Добавить в цитаты Настройки чтения

Страница 35 из 47

Еще в Магадане, перед отлетом в Гижигу, я услышал от Окунева, что у нас будет работать «вот такая девочка!».

— Она дипломница из Томского политеха, — пояснил он.

— Ну что же, будь удачлив, — пожелал я ему и улетел, так и не увидев «вот такую девочку».

Когда мы пригнали лошадей, вся партия была в сборе (они забрасывались морем), и даже кое-кто ушел уже в короткий маршрут. Не было на базе и «вот такой девочки».

— Ну как? — спросил я Окуня. — Охмурил?

Саша махнул рукой и начал рассказывать мне, что когда они шли по Охотскому на спасательном буксире «Невельской», все трое суток хулиганил шестибалльный шторм.
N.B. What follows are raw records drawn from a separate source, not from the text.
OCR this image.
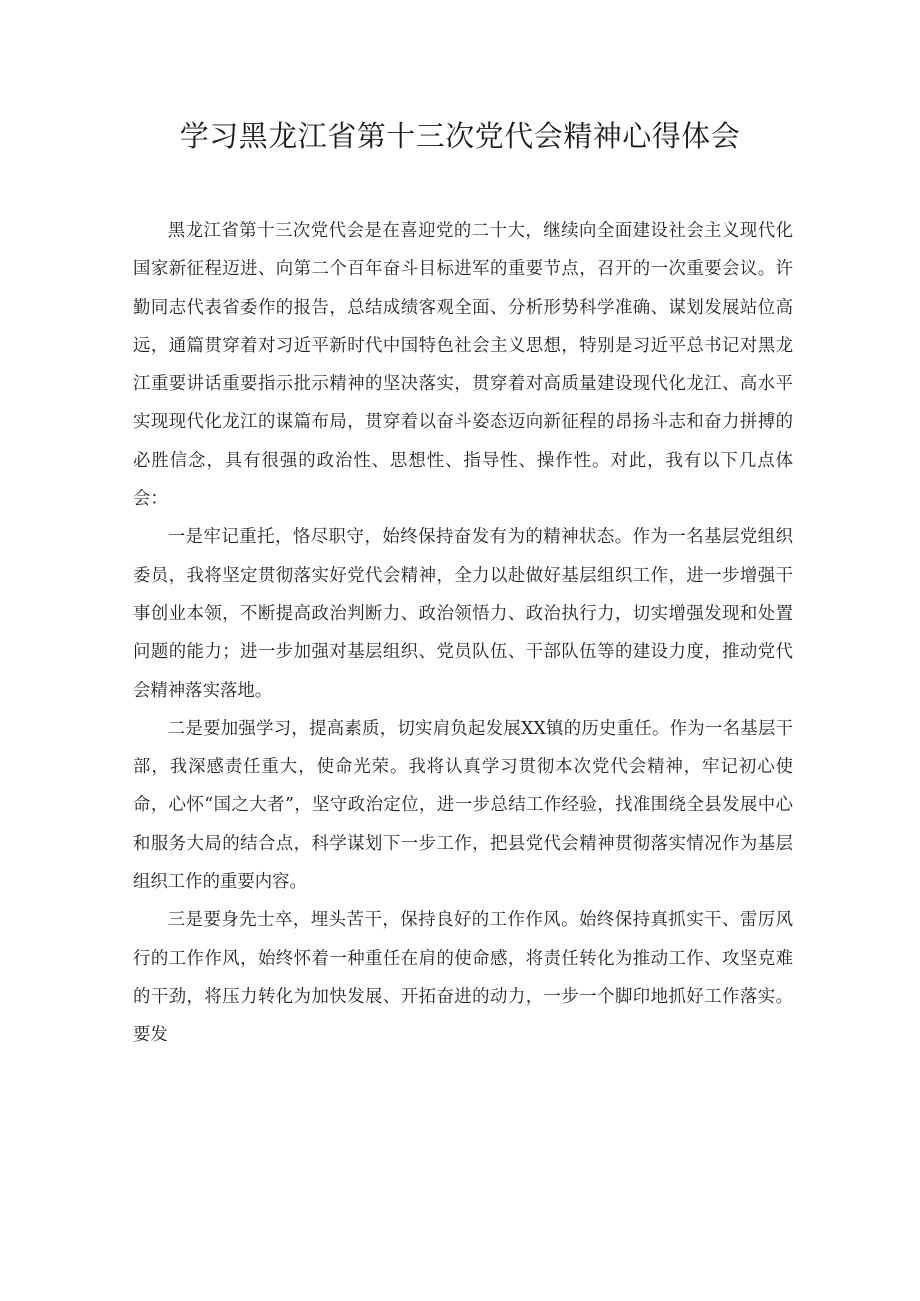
学习黑龙江省第十三次党代会精神心得体会

黑龙江省第十三次党代会是在喜迎党的二十大，继续向全面建设社会主义现代化国家新征程迈进、向第二个百年奋斗目标进军的重要节点，召开的一次重要会议。许勤同志代表省委作的报告，总结成绩客观全面、分析形势科学准确、谋划发展站位高远，通篇贯穿着对习近平新时代中国特色社会主义思想，特别是习近平总书记对黑龙江重要讲话重要指示批示精神的坚决落实，贯穿着对高质量建设现代化龙江、高水平实现现代化龙江的谋篇布局，贯穿着以奋斗姿态迈向新征程的昂扬斗志和奋力拼搏的必胜信念，具有很强的政治性、思想性、指导性、操作性。对此，我有以下几点体会：

一是牢记重托，恪尽职守，始终保持奋发有为的精神状态。作为一名基层党组织委员，我将坚定贯彻落实好党代会精神，全力以赴做好基层组织工作，进一步增强干事创业本领，不断提高政治判断力、政治领悟力、政治执行力，切实增强发现和处置问题的能力；进一步加强对基层组织、党员队伍、干部队伍等的建设力度，推动党代会精神落实落地。

二是要加强学习，提高素质，切实肩负起发展XX镇的历史重任。作为一名基层干部，我深感责任重大，使命光荣。我将认真学习贯彻本次党代会精神，牢记初心使命，心怀“国之大者”，坚守政治定位，进一步总结工作经验，找准围绕全县发展中心和服务大局的结合点，科学谋划下一步工作，把县党代会精神贯彻落实情况作为基层组织工作的重要内容。

三是要身先士卒，埋头苦干，保持良好的工作作风。始终保持真抓实干、雷厉风行的工作作风，始终怀着一种重任在肩的使命感，将责任转化为推动工作、攻坚克难的干劲，将压力转化为加快发展、开拓奋进的动力，一步一个脚印地抓好工作落实。要发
И как Оля (это ее звали Олей), он и Жека, в то время как все лежали пластом, выбирались на верхнюю палубу и, усевшись под трубой, изо всей мочи под гитару горланили песни. Кораблик качало, соленые брызги, как из пульверизатора, с силой били их по лицам, Охотское море пенилось и кипело возле кораблика, а им все было «бара-бир».
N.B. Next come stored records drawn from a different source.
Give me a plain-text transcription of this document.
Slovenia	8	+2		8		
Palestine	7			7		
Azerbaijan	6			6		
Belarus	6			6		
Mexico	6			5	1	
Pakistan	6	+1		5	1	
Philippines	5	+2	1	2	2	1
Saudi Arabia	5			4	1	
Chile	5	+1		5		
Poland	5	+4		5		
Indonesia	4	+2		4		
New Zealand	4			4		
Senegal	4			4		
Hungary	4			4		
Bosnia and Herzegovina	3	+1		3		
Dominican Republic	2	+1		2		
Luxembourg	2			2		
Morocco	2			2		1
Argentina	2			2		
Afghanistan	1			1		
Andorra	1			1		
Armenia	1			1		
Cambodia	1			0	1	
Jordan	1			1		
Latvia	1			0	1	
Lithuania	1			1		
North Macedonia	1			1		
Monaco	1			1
— Ближе к делу, Окунь, — сказал я ему.

— К делу? К какому делу? Ты знаешь, Гром, когда мужик бывает особенно глуп? Любой мужик. Даже академик, даже маршал, даже премьер-министр… Когда он один на один с зеркалом. Если со стороны посмотреть — вид, глупее не придумаешь. Но особенно глуп тот мужик, который до тридцати с лишним лет лелеял один идеал женщины и ничуть в нем не сомневался, а настоящий идеал оказался абсолютно другим.

— Так это ты о себе, что ли?

— А о ком же? А ты спрашиваешь о делах… Какие, Гром, могут быть дела между старым поганым хрычом, циником и выпивохой Окуневым и Ольгой Макаровной Ким — женщиной из будущего?
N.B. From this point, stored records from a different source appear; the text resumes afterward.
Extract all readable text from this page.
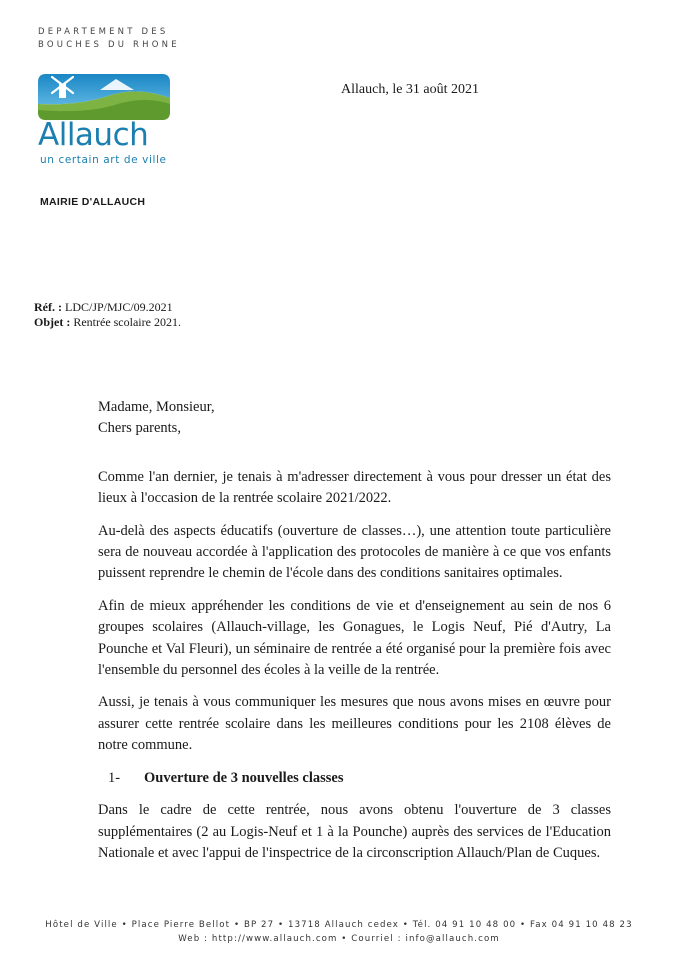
DEPARTEMENT DES
BOUCHES DU RHONE
Allauch
un certain art de ville
Allauch, le 31 août 2021
MAIRIE D'ALLAUCH
Réf. : LDC/JP/MJC/09.2021
Objet : Rentrée scolaire 2021.
Madame, Monsieur,
Chers parents,

Comme l'an dernier, je tenais à m'adresser directement à vous pour dresser un état des lieux à l'occasion de la rentrée scolaire 2021/2022.

Au-delà des aspects éducatifs (ouverture de classes…), une attention toute particulière sera de nouveau accordée à l'application des protocoles de manière à ce que vos enfants puissent reprendre le chemin de l'école dans des conditions sanitaires optimales.

Afin de mieux appréhender les conditions de vie et d'enseignement au sein de nos 6 groupes scolaires (Allauch-village, les Gonagues, le Logis Neuf, Pié d'Autry, La Pounche et Val Fleuri), un séminaire de rentrée a été organisé pour la première fois avec l'ensemble du personnel des écoles à la veille de la rentrée.

Aussi, je tenais à vous communiquer les mesures que nous avons mises en œuvre pour assurer cette rentrée scolaire dans les meilleures conditions pour les 2108 élèves de notre commune.

1- Ouverture de 3 nouvelles classes

Dans le cadre de cette rentrée, nous avons obtenu l'ouverture de 3 classes supplémentaires (2 au Logis-Neuf et 1 à la Pounche) auprès des services de l'Education Nationale et avec l'appui de l'inspectrice de la circonscription Allauch/Plan de Cuques.

Hôtel de Ville • Place Pierre Bellot • BP 27 • 13718 Allauch cedex • Tél. 04 91 10 48 00 • Fax 04 91 10 48 23
Web : http://www.allauch.com • Courriel : info@allauch.com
— Увлекаешься, Окунь, как всегда. Но, честно говоря, слышу какие-то новые сентиментальные нотки. Стареем, что ли, Окушок?

— Не тот случай, Павел Родионович, совсем не тот случай. Лучше, Паша, замнем. Что-то мне на эту тему совсем не хочется распространяться. Ей-богу.

«Н-да! Видно, разбит был Александр Окунев — знаменитый флиртмейстер Ленинградского горного, и разбит наголову», — так подумал я, но уточнять не стал и почему-то представил смазливую смугленькую цацу, которая ходит семеня ножками и не желает улыбаться, дабы не законсервировались морщинки под глазами и у рта, и ресницами медленно хлопает, и глаза-то у нее прояпонского разреза с восточной поволокой.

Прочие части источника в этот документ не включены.